The volume Objects of Feminism, edited by Maija Timonen and Josefine Wikström, Helsinki 2017, includes contributions by Hannah Black, Rose-Anne Gush, Lizzie Homersham, Nina Power, Hannah Proctor, Maija Timonen, Cara Tolmie and Josefine Wikström.
Objects of feminism are the subject/object relations of contemporary capitalism; chunks of fleshed-out knowledge, dead and living bodies invested with ideologies and more. The contributors to this book approach feminism from a range of angles, relating to its artistic, philosophical and political significance. Their texts dislodge “the object” from some of its current moorings, putting it to various uses as a prism or vanishing mediator for the energies animating each text.
Questioning the privileged status of the object in feminist discourse, Nina Power makes a case for a feminism of the void. Hannah Proctor writes about the ideologies that have animated the objects Charlotte Corday’s skull and Ulrike Meinhof’s brain, and with this opens out a perspective on the historically constructed nature of gender.
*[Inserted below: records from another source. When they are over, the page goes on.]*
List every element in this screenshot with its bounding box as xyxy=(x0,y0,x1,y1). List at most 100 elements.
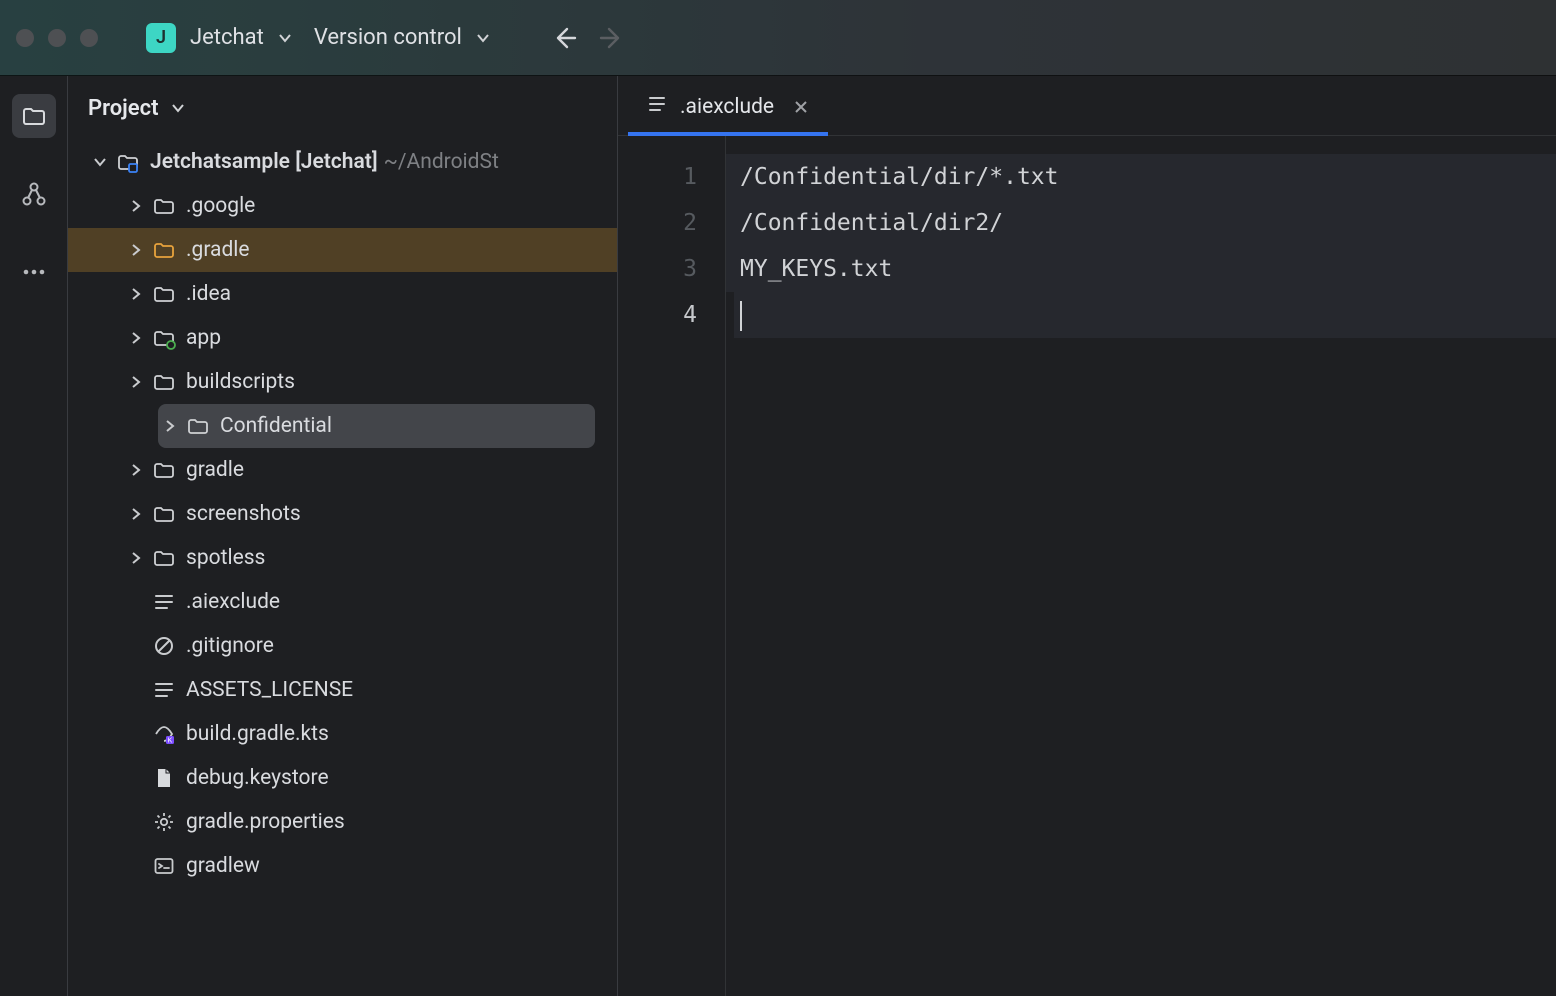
expand-toggle[interactable] xyxy=(124,244,148,256)
titlebar: J Jetchat Version control xyxy=(0,0,1556,76)
tree-item-label: spotless xyxy=(186,546,265,570)
kts-icon: K xyxy=(152,722,176,746)
chevron-down-icon xyxy=(476,31,490,45)
folder-icon xyxy=(186,414,210,438)
minimize-window-dot[interactable] xyxy=(48,29,66,47)
tree-item[interactable]: gradlew xyxy=(68,844,617,888)
tree-item[interactable]: gradle xyxy=(68,448,617,492)
tree-item-label: build.gradle.kts xyxy=(186,722,329,746)
tree-root[interactable]: Jetchatsample [Jetchat] ~/AndroidSt xyxy=(68,140,617,184)
tree-item-label: .gitignore xyxy=(186,634,274,658)
expand-toggle[interactable] xyxy=(124,200,148,212)
tree-item[interactable]: Kbuild.gradle.kts xyxy=(68,712,617,756)
tree-root-name: Jetchatsample [Jetchat] xyxy=(150,150,378,174)
terminal-icon xyxy=(152,854,176,878)
project-pane: Project Jetchatsample [Jetchat] xyxy=(68,76,618,996)
window-controls xyxy=(16,29,98,47)
tree-item[interactable]: gradle.properties xyxy=(68,800,617,844)
tree-item-label: screenshots xyxy=(186,502,301,526)
folder-icon xyxy=(152,282,176,306)
project-selector[interactable]: J Jetchat xyxy=(146,23,292,53)
gutter-line-number: 3 xyxy=(618,246,725,292)
tree-item[interactable]: debug.keystore xyxy=(68,756,617,800)
project-pane-title: Project xyxy=(88,96,159,121)
tree-item-label: ASSETS_LICENSE xyxy=(186,678,353,702)
expand-toggle[interactable] xyxy=(124,288,148,300)
expand-toggle[interactable] xyxy=(124,332,148,344)
tree-item-label: app xyxy=(186,326,221,350)
code-area[interactable]: 1234 /Confidential/dir/*.txt/Confidentia… xyxy=(618,136,1556,996)
gutter-line-number: 1 xyxy=(618,154,725,200)
chevron-down-icon xyxy=(278,31,292,45)
tree-item[interactable]: Confidential xyxy=(158,404,595,448)
folder-icon xyxy=(152,194,176,218)
tree-item-label: buildscripts xyxy=(186,370,295,394)
expand-toggle[interactable] xyxy=(88,155,112,169)
tree-item[interactable]: screenshots xyxy=(68,492,617,536)
svg-text:K: K xyxy=(168,738,173,745)
close-window-dot[interactable] xyxy=(16,29,34,47)
gutter-line-number: 4 xyxy=(618,292,725,338)
nav-back-button[interactable] xyxy=(540,14,588,62)
expand-toggle[interactable] xyxy=(124,464,148,476)
tree-item[interactable]: .idea xyxy=(68,272,617,316)
text-caret xyxy=(740,301,742,331)
tree-item[interactable]: .aiexclude xyxy=(68,580,617,624)
editor-tab[interactable]: .aiexclude xyxy=(628,81,828,135)
folder-icon xyxy=(152,370,176,394)
structure-tool-button[interactable] xyxy=(12,172,56,216)
project-name: Jetchat xyxy=(190,25,264,50)
version-control-label: Version control xyxy=(314,25,462,50)
tree-item-label: Confidential xyxy=(220,414,332,438)
chevron-down-icon xyxy=(171,101,185,115)
tree-item[interactable]: buildscripts xyxy=(68,360,617,404)
tree-item-label: debug.keystore xyxy=(186,766,329,790)
tree-item[interactable]: ASSETS_LICENSE xyxy=(68,668,617,712)
expand-toggle[interactable] xyxy=(124,508,148,520)
folder-icon xyxy=(152,546,176,570)
expand-toggle[interactable] xyxy=(158,420,182,432)
close-tab-button[interactable] xyxy=(792,98,810,116)
tree-item[interactable]: .gradle xyxy=(68,228,617,272)
more-tool-button[interactable] xyxy=(12,250,56,294)
gutter: 1234 xyxy=(618,136,726,996)
text-icon xyxy=(152,678,176,702)
gear-icon xyxy=(152,810,176,834)
editor-area: .aiexclude 1234 /Confidential/dir/*.txt/… xyxy=(618,76,1556,996)
project-root-icon xyxy=(116,150,140,174)
tree-item-label: .google xyxy=(186,194,255,218)
code-line[interactable]: MY_KEYS.txt xyxy=(734,246,1556,292)
nav-forward-button[interactable] xyxy=(588,14,636,62)
gutter-line-number: 2 xyxy=(618,200,725,246)
project-tree[interactable]: Jetchatsample [Jetchat] ~/AndroidSt .goo… xyxy=(68,140,617,996)
tree-item-label: gradle xyxy=(186,458,244,482)
code-line[interactable]: /Confidential/dir2/ xyxy=(734,200,1556,246)
project-pane-header[interactable]: Project xyxy=(68,76,617,140)
text-file-icon xyxy=(646,93,668,121)
tree-item[interactable]: .gitignore xyxy=(68,624,617,668)
left-tool-strip xyxy=(0,76,68,996)
tree-root-path: ~/AndroidSt xyxy=(384,150,499,174)
tree-item-label: .gradle xyxy=(186,238,250,262)
editor-tab-filename: .aiexclude xyxy=(680,95,774,119)
expand-toggle[interactable] xyxy=(124,376,148,388)
text-icon xyxy=(152,590,176,614)
code-content[interactable]: /Confidential/dir/*.txt/Confidential/dir… xyxy=(726,136,1556,996)
project-tool-button[interactable] xyxy=(12,94,56,138)
tree-item[interactable]: spotless xyxy=(68,536,617,580)
version-control-menu[interactable]: Version control xyxy=(314,25,490,50)
folder-o-icon xyxy=(152,238,176,262)
code-line[interactable]: /Confidential/dir/*.txt xyxy=(734,154,1556,200)
ignore-icon xyxy=(152,634,176,658)
code-line[interactable] xyxy=(734,292,1556,338)
tree-item[interactable]: app xyxy=(68,316,617,360)
project-badge-icon: J xyxy=(146,23,176,53)
folder-icon xyxy=(152,502,176,526)
tree-item-label: .idea xyxy=(186,282,231,306)
tree-item-label: .aiexclude xyxy=(186,590,280,614)
expand-toggle[interactable] xyxy=(124,552,148,564)
zoom-window-dot[interactable] xyxy=(80,29,98,47)
tree-item-label: gradle.properties xyxy=(186,810,345,834)
tree-item[interactable]: .google xyxy=(68,184,617,228)
editor-tab-bar: .aiexclude xyxy=(618,76,1556,136)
Maija Timonen uses the head transplant as a metaphor for the rise of the populist right, a travesty of the social body living in a state of incomplete ecstasy. Cara Tolmie’s performance transcript takes fragments of songs and uses them as conduits for a discussion on community and healing. Lizzie Homersham writes about hearts, objectification of emotions and homesickness. Hannah Black has written a poem about three men and an untold number of women. Josefine Wikström critiques Object Oriented Ontology, exploring how feminist art practices could provide a counterpoint to it. Rose-Anne Gush analyses Elfriede Jelinek’s Die Liebhaberinnen, arguing that Jelinek’s brutal and object-like language serves to denaturalise and challenge the “fated” appearance of the life stories of the book’s protagonists.